BuildingsToday.Org

            There are some design and fabrication approaches in steel buildings that can be controversial in their application. These revolve around issues of torsion, tolerances, and that of single-sided welding.
            Anytime structural components in steel buildings are attached to one another the force of torsion will come into play. This is also accentuated by the components’ unique shape. Design shortfalls and the misapplication of structural members can also introduce torsion. Torsion is present in many locations of a steel structure but, most notably, when door jambs or exterior masonry walls are attached to the eave strut’s flanged bottom or the columns in the endwall are  framed into the sides of the primary frame. Notably, the cold-formed steel sections that do not make up a welded pipe are very substandard in their ability to withstand larger torsion forcing.  “Kickers”, which are flange bracing with a diagonal presentation, are employed to remedy the problem. These are utilized in endwall framing that uses a “Z” purlin and flush girts and requires that the expandable endwalls use both sides of the rafter in order that they may be braced at expansion. Another scheme uses endwall framing and a rigid frame along with the use of bypass girts and open-web joists. If flange bracing is not seen as practical, the use of closed tubular sections to replace cold-formed components should be considered.

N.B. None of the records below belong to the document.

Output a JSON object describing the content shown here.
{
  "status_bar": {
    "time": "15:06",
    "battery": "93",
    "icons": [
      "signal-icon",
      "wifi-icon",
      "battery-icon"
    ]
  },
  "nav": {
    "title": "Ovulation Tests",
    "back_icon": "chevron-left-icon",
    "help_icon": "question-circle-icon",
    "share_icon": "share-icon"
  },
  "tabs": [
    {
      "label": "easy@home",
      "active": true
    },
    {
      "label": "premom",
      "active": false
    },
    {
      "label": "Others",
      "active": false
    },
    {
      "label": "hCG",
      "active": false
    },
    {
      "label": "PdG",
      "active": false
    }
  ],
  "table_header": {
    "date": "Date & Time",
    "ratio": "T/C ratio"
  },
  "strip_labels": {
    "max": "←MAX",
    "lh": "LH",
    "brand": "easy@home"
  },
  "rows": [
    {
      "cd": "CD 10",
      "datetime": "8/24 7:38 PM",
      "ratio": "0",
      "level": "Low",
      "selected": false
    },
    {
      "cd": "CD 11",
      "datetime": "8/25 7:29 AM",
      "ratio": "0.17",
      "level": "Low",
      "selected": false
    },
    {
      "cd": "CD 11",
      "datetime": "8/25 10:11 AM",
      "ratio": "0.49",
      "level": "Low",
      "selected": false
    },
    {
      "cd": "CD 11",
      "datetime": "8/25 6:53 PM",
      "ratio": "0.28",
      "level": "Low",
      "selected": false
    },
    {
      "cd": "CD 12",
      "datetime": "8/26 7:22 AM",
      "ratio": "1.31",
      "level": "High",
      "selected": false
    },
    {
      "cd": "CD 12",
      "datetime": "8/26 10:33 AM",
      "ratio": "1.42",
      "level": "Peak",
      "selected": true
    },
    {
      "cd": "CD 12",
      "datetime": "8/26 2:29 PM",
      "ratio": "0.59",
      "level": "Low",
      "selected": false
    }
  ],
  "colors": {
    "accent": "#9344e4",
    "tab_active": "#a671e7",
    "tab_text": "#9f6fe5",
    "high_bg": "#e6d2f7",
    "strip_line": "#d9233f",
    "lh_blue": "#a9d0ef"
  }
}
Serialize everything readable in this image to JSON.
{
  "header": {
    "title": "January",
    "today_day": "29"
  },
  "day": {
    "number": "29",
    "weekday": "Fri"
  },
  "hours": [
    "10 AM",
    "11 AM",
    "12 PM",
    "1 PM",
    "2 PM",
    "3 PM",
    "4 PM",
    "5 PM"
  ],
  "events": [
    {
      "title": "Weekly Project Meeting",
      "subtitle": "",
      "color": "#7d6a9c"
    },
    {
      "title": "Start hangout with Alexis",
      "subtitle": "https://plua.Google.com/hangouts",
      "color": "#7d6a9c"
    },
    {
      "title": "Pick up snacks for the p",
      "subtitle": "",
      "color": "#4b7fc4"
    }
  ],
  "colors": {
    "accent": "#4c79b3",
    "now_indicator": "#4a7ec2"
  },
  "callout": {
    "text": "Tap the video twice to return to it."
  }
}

            The MBMA Manual gives the tolerances for fabrication and erection for most steel; building cold-form components and any built-up structural portions. The tolerances are important to note as there are specific calculations applied to any pre-engineered steel frame. The efficiencies of a steel building framing system can be designed to a level well over ninety percent. Overstressing of the structure can result once loading is introduced if certain tolerances are not taken into account during the planning stages. Critical observation and correct calculations for web sweep and the actions of camber on built-up members are necessary, for example, to engineer correct erection tolerances into the building at erection.
            The next approach to be considered is that of single-sided welding. Steel building systems rely heavily on welded plates and bars for the integrity of the primary frame. Welding equipment at the manufacturing facility provides the welds between the web and flanges on just one side. Some designers and engineers think that single-sided welds are not adequate for correct structural support. Certain studies have shown that single-sided welds do not negatively impact primary frames except for some seismic engineering conditions which can result in a weld failure in the frame rafters near the end plates. This type of welding approach is generally seen as allowable, but not for frames that will undergo fatigue, larger loading forces, and lateral force activity. In these three instances a double-sided weld should be strongly considered. Conversely, rigid frames, as a classification, must be inherently tolerant of all gravity and lateral loads at work.